Und auch dieses Aufeinandertreffen entwickelte sich zu einer engen Angelegenheit. Keine der beiden Mannschaften schaffte es in der ersten Halbzeit, sich entscheidend abzusetzen. Gute Phasen wechselten sich auf beiden Seiten ab und entsprechend ausgeglichen präsentierte sich auch das Resultat: Beim Stand von 13:13 ging es in die Garderoben.
Die Lehren aus Birsfelden gezogen
Auch nach dem Seitenwechsel blieb die Partie lange offen. Lausanne liess sich nicht abschütteln und zwang die Solothurner dazu, bis in die Schlussphase um den ersten Meisterschaftssieg zu kämpfen.

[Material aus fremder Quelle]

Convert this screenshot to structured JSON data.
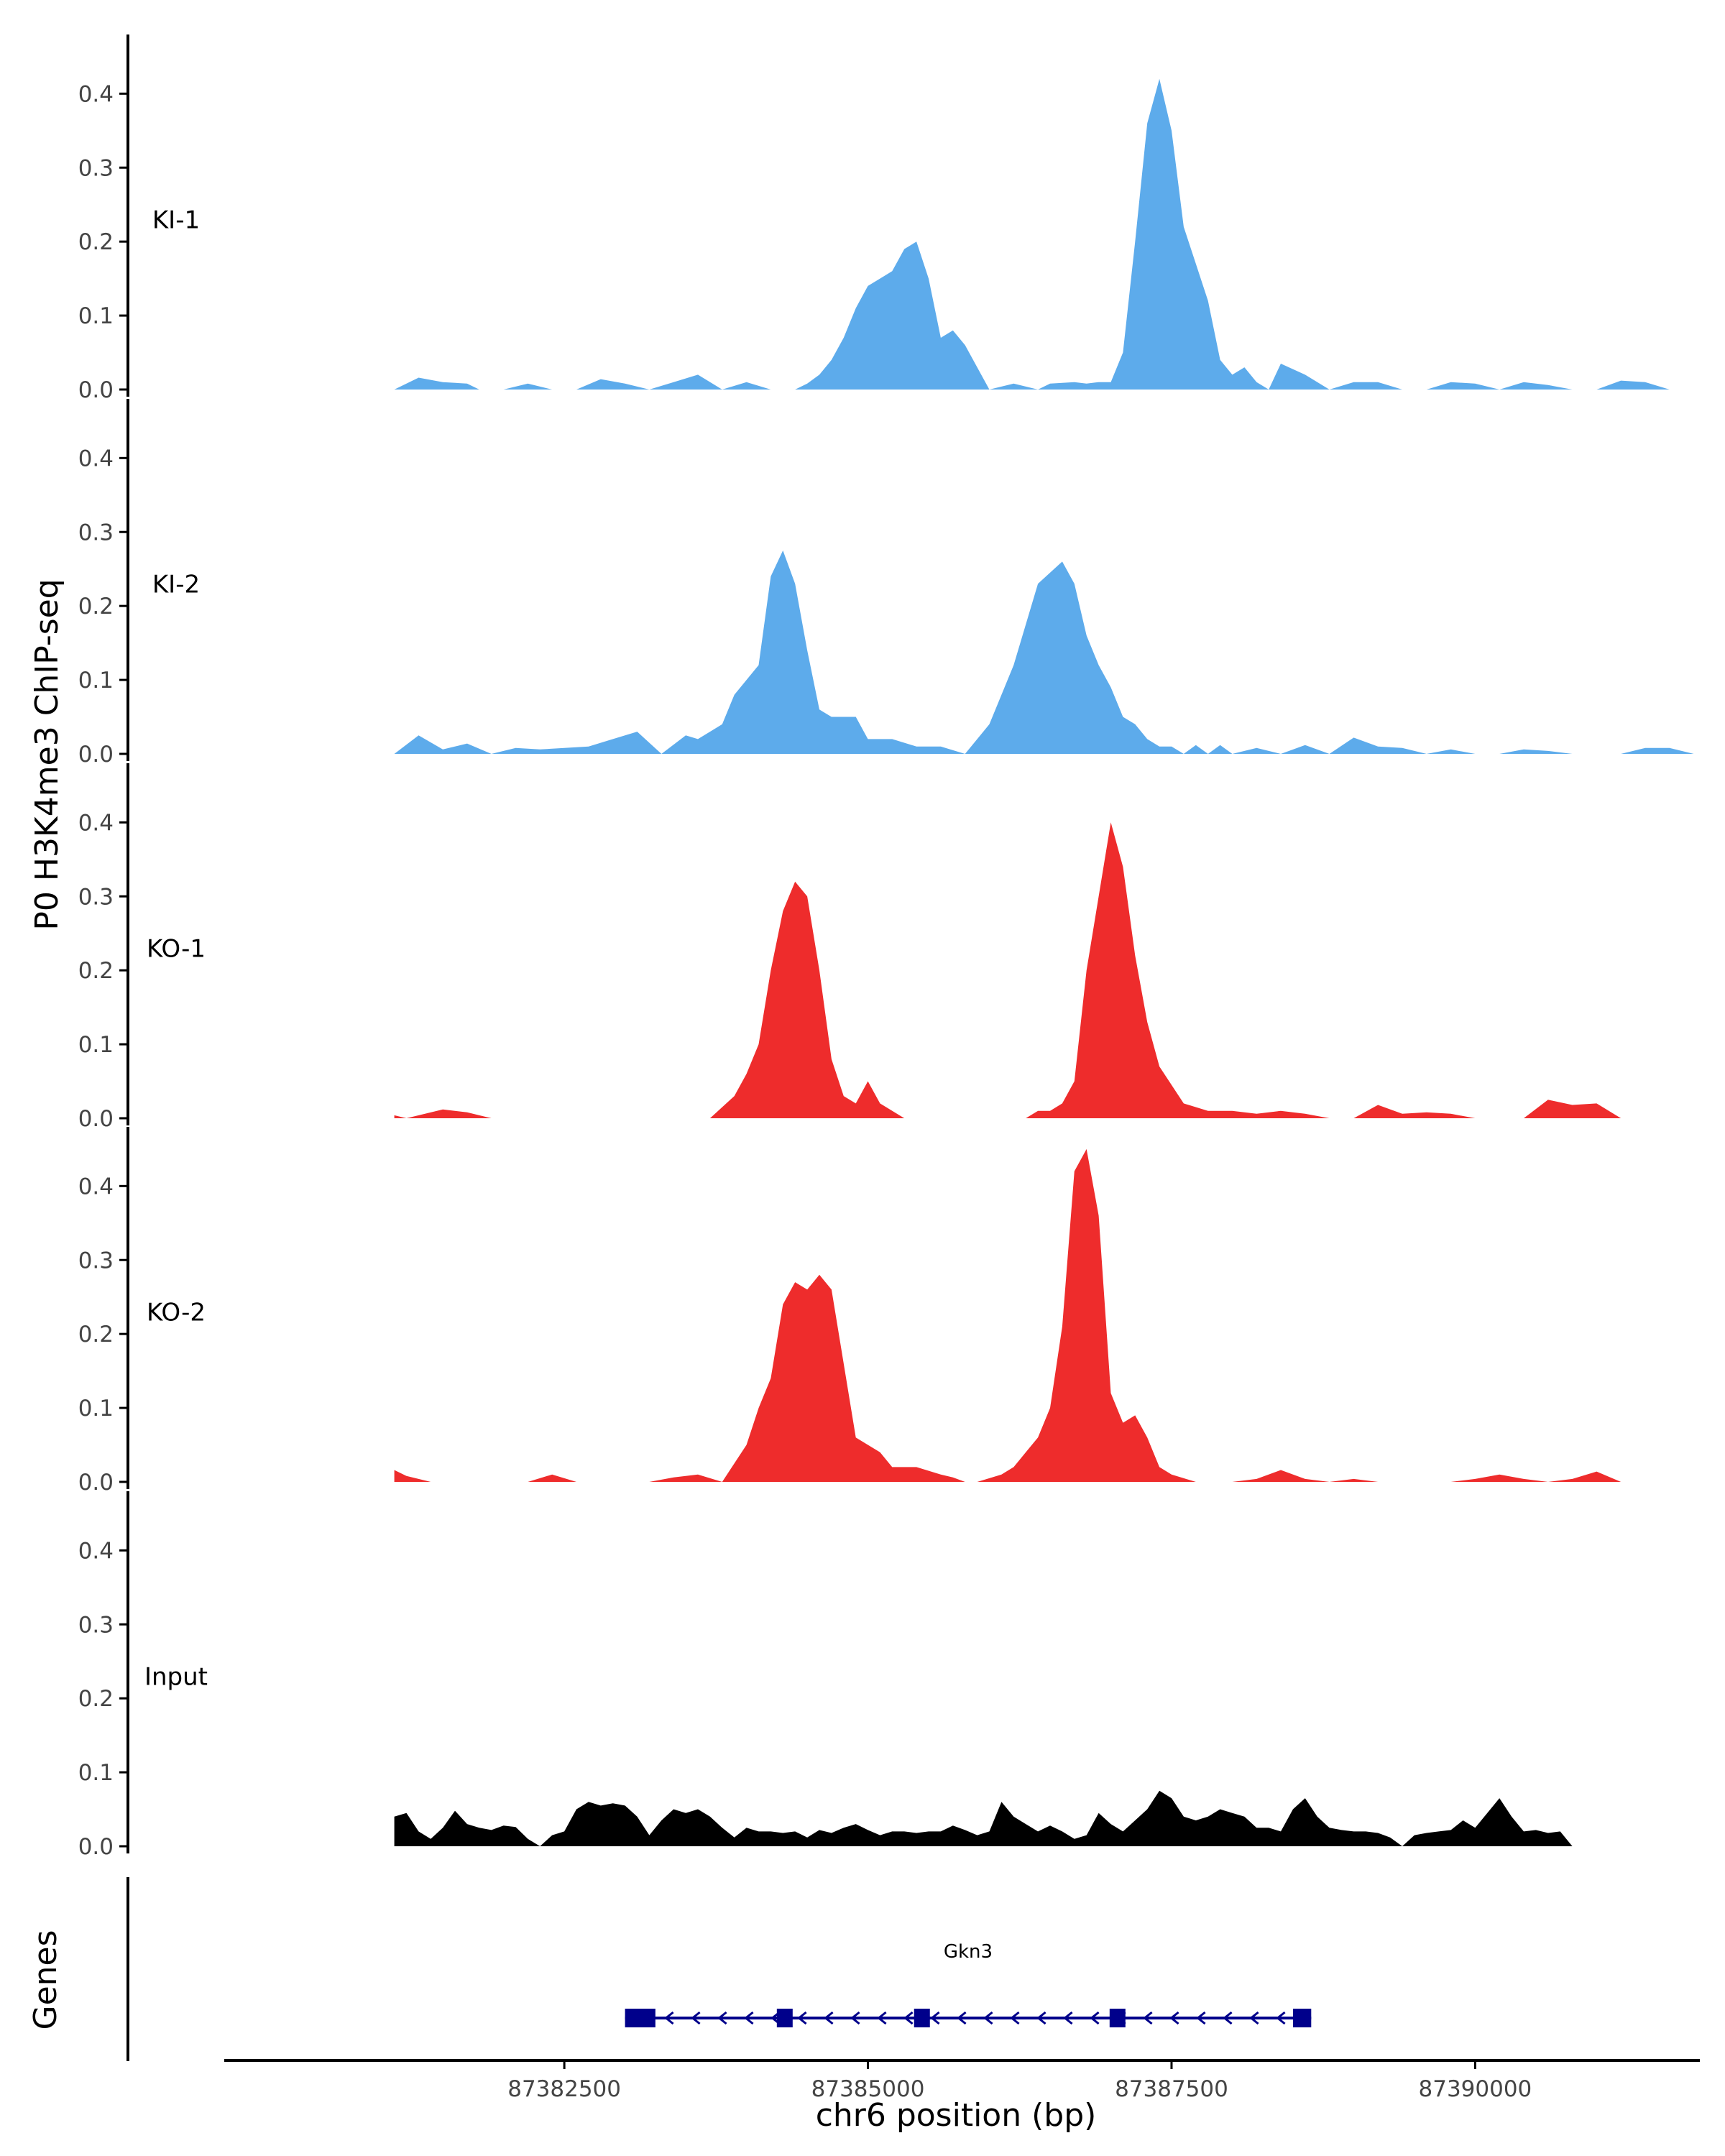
{
  "chart_data": {
    "type": "area",
    "title": "",
    "ylabel": "P0 H3K4me3 ChIP-seq",
    "xlabel": "chr6 position (bp)",
    "genes_label": "Genes",
    "xlim": [
      87379700,
      87391850
    ],
    "ylim": [
      0,
      0.48
    ],
    "x_ticks": [
      87382500,
      87385000,
      87387500,
      87390000
    ],
    "x_tick_labels": [
      "87382500",
      "87385000",
      "87387500",
      "87390000"
    ],
    "y_ticks": [
      0.0,
      0.1,
      0.2,
      0.3,
      0.4
    ],
    "y_tick_labels": [
      "0.0",
      "0.1",
      "0.2",
      "0.3",
      "0.4"
    ],
    "colors": {
      "KI": "#5dabeb",
      "KO": "#ee2c2c",
      "Input": "#000000",
      "gene": "#00008b"
    },
    "tracks": [
      {
        "name": "KI-1",
        "color": "#5dabeb",
        "x": [
          87381100,
          87381300,
          87381500,
          87381700,
          87381800,
          87382000,
          87382200,
          87382400,
          87382600,
          87382800,
          87383000,
          87383200,
          87383400,
          87383600,
          87383800,
          87384000,
          87384200,
          87384400,
          87384500,
          87384600,
          87384700,
          87384800,
          87384900,
          87385000,
          87385100,
          87385200,
          87385300,
          87385400,
          87385500,
          87385600,
          87385700,
          87385800,
          87386000,
          87386200,
          87386400,
          87386500,
          87386700,
          87386800,
          87386900,
          87387000,
          87387100,
          87387200,
          87387300,
          87387400,
          87387500,
          87387600,
          87387700,
          87387800,
          87387900,
          87388000,
          87388100,
          87388200,
          87388300,
          87388400,
          87388600,
          87388800,
          87389000,
          87389200,
          87389400,
          87389600,
          87389800,
          87390000,
          87390200,
          87390400,
          87390600,
          87390800,
          87391000,
          87391200,
          87391400,
          87391600
        ],
        "values": [
          0.0,
          0.016,
          0.01,
          0.008,
          0.0,
          0.0,
          0.008,
          0.0,
          0.0,
          0.014,
          0.008,
          0.0,
          0.01,
          0.02,
          0.0,
          0.01,
          0.0,
          0.0,
          0.008,
          0.02,
          0.04,
          0.07,
          0.11,
          0.14,
          0.15,
          0.16,
          0.19,
          0.2,
          0.15,
          0.07,
          0.08,
          0.06,
          0.0,
          0.008,
          0.0,
          0.008,
          0.01,
          0.008,
          0.01,
          0.01,
          0.05,
          0.2,
          0.36,
          0.42,
          0.35,
          0.22,
          0.17,
          0.12,
          0.04,
          0.02,
          0.03,
          0.01,
          0.0,
          0.035,
          0.02,
          0.0,
          0.01,
          0.01,
          0.0,
          0.0,
          0.01,
          0.008,
          0.0,
          0.01,
          0.006,
          0.0,
          0.0,
          0.012,
          0.01,
          0.0
        ]
      },
      {
        "name": "KI-2",
        "color": "#5dabeb",
        "x": [
          87381100,
          87381300,
          87381500,
          87381700,
          87381900,
          87382100,
          87382300,
          87382500,
          87382700,
          87382900,
          87383100,
          87383300,
          87383500,
          87383600,
          87383800,
          87383900,
          87384000,
          87384100,
          87384200,
          87384300,
          87384400,
          87384500,
          87384600,
          87384700,
          87384800,
          87384900,
          87385000,
          87385200,
          87385400,
          87385600,
          87385800,
          87386000,
          87386200,
          87386400,
          87386600,
          87386700,
          87386800,
          87386900,
          87387000,
          87387100,
          87387200,
          87387300,
          87387400,
          87387500,
          87387600,
          87387700,
          87387800,
          87387900,
          87388000,
          87388200,
          87388400,
          87388600,
          87388800,
          87389000,
          87389200,
          87389400,
          87389600,
          87389800,
          87390000,
          87390200,
          87390400,
          87390600,
          87390800,
          87391000,
          87391200,
          87391400,
          87391600,
          87391800
        ],
        "values": [
          0.0,
          0.025,
          0.006,
          0.014,
          0.0,
          0.008,
          0.006,
          0.008,
          0.01,
          0.02,
          0.03,
          0.0,
          0.025,
          0.02,
          0.04,
          0.08,
          0.1,
          0.12,
          0.24,
          0.275,
          0.23,
          0.14,
          0.06,
          0.05,
          0.05,
          0.05,
          0.02,
          0.02,
          0.01,
          0.01,
          0.0,
          0.04,
          0.12,
          0.23,
          0.26,
          0.23,
          0.16,
          0.12,
          0.09,
          0.05,
          0.04,
          0.02,
          0.01,
          0.01,
          0.0,
          0.012,
          0.0,
          0.012,
          0.0,
          0.008,
          0.0,
          0.012,
          0.0,
          0.022,
          0.01,
          0.008,
          0.0,
          0.006,
          0.0,
          0.0,
          0.006,
          0.004,
          0.0,
          0.0,
          0.0,
          0.008,
          0.008,
          0.0
        ]
      },
      {
        "name": "KO-1",
        "color": "#ee2c2c",
        "x": [
          87381100,
          87381200,
          87381500,
          87381700,
          87381900,
          87382100,
          87382300,
          87382500,
          87382700,
          87382900,
          87383100,
          87383300,
          87383500,
          87383700,
          87383900,
          87384000,
          87384100,
          87384200,
          87384300,
          87384400,
          87384500,
          87384600,
          87384700,
          87384800,
          87384900,
          87385000,
          87385100,
          87385300,
          87385500,
          87385700,
          87385800,
          87385900,
          87386000,
          87386100,
          87386200,
          87386300,
          87386400,
          87386500,
          87386600,
          87386700,
          87386800,
          87386900,
          87387000,
          87387100,
          87387200,
          87387300,
          87387400,
          87387600,
          87387800,
          87388000,
          87388200,
          87388400,
          87388600,
          87388800,
          87389000,
          87389200,
          87389400,
          87389600,
          87389800,
          87390000,
          87390200,
          87390400,
          87390600,
          87390800,
          87391000,
          87391200
        ],
        "values": [
          0.004,
          0.0,
          0.012,
          0.008,
          0.0,
          0.0,
          0.0,
          0.0,
          0.0,
          0.0,
          0.0,
          0.0,
          0.0,
          0.0,
          0.03,
          0.06,
          0.1,
          0.2,
          0.28,
          0.32,
          0.3,
          0.2,
          0.08,
          0.03,
          0.02,
          0.05,
          0.02,
          0.0,
          0.0,
          0.0,
          0.0,
          0.0,
          0.0,
          0.0,
          0.0,
          0.0,
          0.01,
          0.01,
          0.02,
          0.05,
          0.2,
          0.3,
          0.4,
          0.34,
          0.22,
          0.13,
          0.07,
          0.02,
          0.01,
          0.01,
          0.006,
          0.01,
          0.006,
          0.0,
          0.0,
          0.018,
          0.006,
          0.008,
          0.006,
          0.0,
          0.0,
          0.0,
          0.025,
          0.018,
          0.02,
          0.0
        ]
      },
      {
        "name": "KO-2",
        "color": "#ee2c2c",
        "x": [
          87381100,
          87381200,
          87381400,
          87381600,
          87381800,
          87382000,
          87382200,
          87382400,
          87382600,
          87382800,
          87383000,
          87383200,
          87383400,
          87383600,
          87383800,
          87384000,
          87384100,
          87384200,
          87384300,
          87384400,
          87384500,
          87384600,
          87384700,
          87384800,
          87384900,
          87385000,
          87385100,
          87385200,
          87385400,
          87385600,
          87385700,
          87385800,
          87385900,
          87386000,
          87386100,
          87386200,
          87386300,
          87386400,
          87386500,
          87386600,
          87386700,
          87386800,
          87386900,
          87387000,
          87387100,
          87387200,
          87387300,
          87387400,
          87387500,
          87387600,
          87387700,
          87387800,
          87388000,
          87388200,
          87388400,
          87388600,
          87388800,
          87389000,
          87389200,
          87389400,
          87389600,
          87389800,
          87390000,
          87390200,
          87390400,
          87390600,
          87390800,
          87391000,
          87391200
        ],
        "values": [
          0.016,
          0.008,
          0.0,
          0.0,
          0.0,
          0.0,
          0.0,
          0.01,
          0.0,
          0.0,
          0.0,
          0.0,
          0.006,
          0.01,
          0.0,
          0.05,
          0.1,
          0.14,
          0.24,
          0.27,
          0.26,
          0.28,
          0.26,
          0.16,
          0.06,
          0.05,
          0.04,
          0.02,
          0.02,
          0.01,
          0.006,
          0.0,
          0.0,
          0.005,
          0.01,
          0.02,
          0.04,
          0.06,
          0.1,
          0.21,
          0.42,
          0.45,
          0.36,
          0.12,
          0.08,
          0.09,
          0.06,
          0.02,
          0.01,
          0.005,
          0.0,
          0.0,
          0.0,
          0.004,
          0.016,
          0.004,
          0.0,
          0.004,
          0.0,
          0.0,
          0.0,
          0.0,
          0.004,
          0.01,
          0.004,
          0.0,
          0.004,
          0.014,
          0.0
        ]
      },
      {
        "name": "Input",
        "color": "#000000",
        "x": [
          87381100,
          87381200,
          87381300,
          87381400,
          87381500,
          87381600,
          87381700,
          87381800,
          87381900,
          87382000,
          87382100,
          87382200,
          87382300,
          87382400,
          87382500,
          87382600,
          87382700,
          87382800,
          87382900,
          87383000,
          87383100,
          87383200,
          87383300,
          87383400,
          87383500,
          87383600,
          87383700,
          87383800,
          87383900,
          87384000,
          87384100,
          87384200,
          87384300,
          87384400,
          87384500,
          87384600,
          87384700,
          87384800,
          87384900,
          87385000,
          87385100,
          87385200,
          87385300,
          87385400,
          87385500,
          87385600,
          87385700,
          87385800,
          87385900,
          87386000,
          87386100,
          87386200,
          87386300,
          87386400,
          87386500,
          87386600,
          87386700,
          87386800,
          87386900,
          87387000,
          87387100,
          87387200,
          87387300,
          87387400,
          87387500,
          87387600,
          87387700,
          87387800,
          87387900,
          87388000,
          87388100,
          87388200,
          87388300,
          87388400,
          87388500,
          87388600,
          87388700,
          87388800,
          87388900,
          87389000,
          87389100,
          87389200,
          87389300,
          87389400,
          87389500,
          87389600,
          87389700,
          87389800,
          87389900,
          87390000,
          87390100,
          87390200,
          87390300,
          87390400,
          87390500,
          87390600,
          87390700,
          87390800,
          87390900,
          87391000,
          87391100,
          87391200,
          87391300,
          87391400,
          87391500,
          87391600,
          87391700,
          87391800
        ],
        "values": [
          0.04,
          0.045,
          0.02,
          0.01,
          0.025,
          0.048,
          0.03,
          0.025,
          0.022,
          0.028,
          0.026,
          0.01,
          0.0,
          0.015,
          0.02,
          0.05,
          0.06,
          0.055,
          0.058,
          0.055,
          0.04,
          0.015,
          0.035,
          0.05,
          0.045,
          0.05,
          0.04,
          0.025,
          0.012,
          0.025,
          0.02,
          0.02,
          0.018,
          0.02,
          0.012,
          0.022,
          0.018,
          0.025,
          0.03,
          0.022,
          0.015,
          0.02,
          0.02,
          0.018,
          0.02,
          0.02,
          0.028,
          0.022,
          0.015,
          0.02,
          0.06,
          0.04,
          0.03,
          0.02,
          0.028,
          0.02,
          0.01,
          0.015,
          0.045,
          0.03,
          0.02,
          0.035,
          0.05,
          0.075,
          0.065,
          0.04,
          0.035,
          0.04,
          0.05,
          0.045,
          0.04,
          0.025,
          0.025,
          0.02,
          0.05,
          0.065,
          0.04,
          0.025,
          0.022,
          0.02,
          0.02,
          0.018,
          0.012,
          0.0,
          0.015,
          0.018,
          0.02,
          0.022,
          0.035,
          0.025,
          0.045,
          0.065,
          0.04,
          0.02,
          0.022,
          0.018,
          0.02,
          0.0,
          0.0,
          0.0,
          0.0,
          0.0,
          0.0,
          0.0,
          0.0,
          0.0,
          0.0,
          0.0
        ]
      }
    ],
    "gene": {
      "name": "Gkn3",
      "strand": "-",
      "start": 87383000,
      "end": 87388650,
      "exons": [
        [
          87383000,
          87383250
        ],
        [
          87384250,
          87384380
        ],
        [
          87385380,
          87385480
        ],
        [
          87386990,
          87387110
        ],
        [
          87388500,
          87388650
        ]
      ]
    }
  }
}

In den letzten zehn Minuten gelang es dem TVS dann zunehmend, das Spiel auf seine Seite zu ziehen. In der entscheidenden Phase blieben die Ambassadoren konzentriert, fanden weiterhin ihre Lösungen und erspielten sich erstmals einen etwas deutlicheren Vorsprung. Anders als noch eine Woche zuvor in Birsfelden folgte darauf kein Einbruch mehr. Solothurn behielt die Kontrolle und setzte sich schliesslich mit 29:25 durch. Damit durften die Aarestädter vor heimischem Publikum die ersten beiden Meisterschaftspunkte der neuen Saison feiern.
Erfreuliches Comeback
Neben dem Sieg gab es aus Solothurner Sicht einen weiteren Grund zur Freude. Flurin Scartazzini stand nach langer Verletzungspause erstmals wieder in einem Pflichtspiel für die erste Mannschaft auf dem Feld. Der Rückraumspieler hatte sich im vergangenen August einen Kreuzbandriss zugezogen und war seither ausgefallen.

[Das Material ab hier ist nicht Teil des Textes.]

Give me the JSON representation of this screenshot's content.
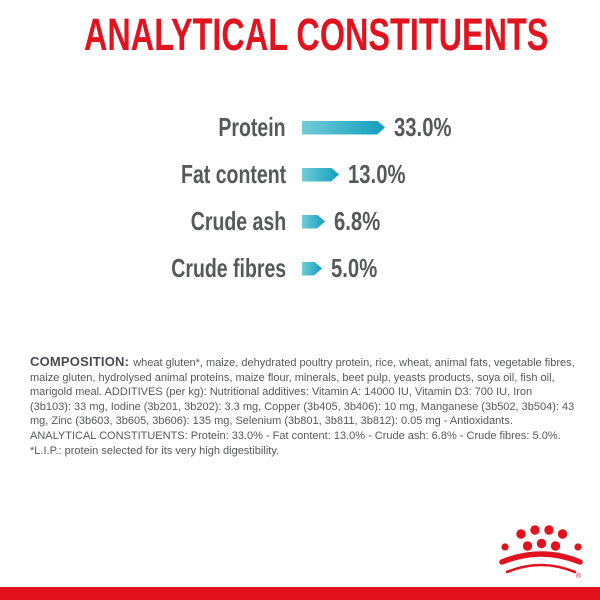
{
  "header": {
    "title": "ANALYTICAL CONSTITUENTS"
  },
  "chart_data": {
    "type": "bar",
    "orientation": "horizontal",
    "title": "ANALYTICAL CONSTITUENTS",
    "categories": [
      "Protein",
      "Fat content",
      "Crude ash",
      "Crude fibres"
    ],
    "values": [
      33.0,
      13.0,
      6.8,
      5.0
    ],
    "value_labels": [
      "33.0%",
      "13.0%",
      "6.8%",
      "5.0%"
    ],
    "unit": "%",
    "axes": "none",
    "grid": false,
    "legend": "none"
  },
  "composition": {
    "label": "COMPOSITION:",
    "text": "wheat gluten*, maize, dehydrated poultry protein, rice, wheat, animal fats, vegetable fibres, maize gluten, hydrolysed animal proteins, maize flour, minerals, beet pulp, yeasts products, soya oil, fish oil, marigold meal. ADDITIVES (per kg): Nutritional additives: Vitamin A: 14000 IU, Vitamin D3: 700 IU, Iron (3b103): 33 mg, Iodine (3b201, 3b202): 3.3 mg, Copper (3b405, 3b406): 10 mg, Manganese (3b502, 3b504): 43 mg, Zinc (3b603, 3b605, 3b606): 135 mg, Selenium (3b801, 3b811, 3b812): 0.05 mg - Antioxidants. ANALYTICAL CONSTITUENTS: Protein: 33.0% - Fat content: 13.0% - Crude ash: 6.8% - Crude fibres: 5.0%. *L.I.P.: protein selected for its very high digestibility."
  },
  "footer": {
    "logo": "royal-canin-crown",
    "registered_mark": "®"
  },
  "colors": {
    "brand_red": "#e2121f",
    "text_gray": "#57585a",
    "bar_teal_light": "#74cbd7",
    "bar_teal_dark": "#0f9fbd"
  }
}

Mit seiner Rückkehr erhält der TVS gleichzeitig eine zusätzliche Option im Rückraum. Als Linkshänder auf der rechten Seite bringt Scartazzini ein Spielerprofil mit, das den Solothurnern während seiner langen Abwesenheit gefehlt hatte.
Am Donnerstag wartet das Cup-Derby
Viel Zeit zum Durchatmen bleibt den Aarestädtern nicht. Bereits am Donnerstag, 17. September, steht im CIS der nächste Ernstkampf an. In der nächsten Runde des Mobiliar-Cups empfängt der TV Solothurn den HS Biel Bienne.
Nachdem der TVS in der ersten Runde mit der HSG Siggenthal/Baden-Endingen einen NLB-Vertreter aus dem Wettbewerb werfen konnte, wartet nun ein bestens bekannter Gegner. Die Bieler spielen in derselben Meisterschaftsgruppe und erwiesen sich in den vergangenen Jahren immer wieder als harter Kontrahent.
Dieses Mal geht es allerdings nicht um Meisterschaftspunkte, sondern um den Einzug in die nächste Cuprunde. Mit dem ersten Ligasieg im Rücken dürfte der TVS mit entsprechendem Selbstvertrauen in das Duell gehen.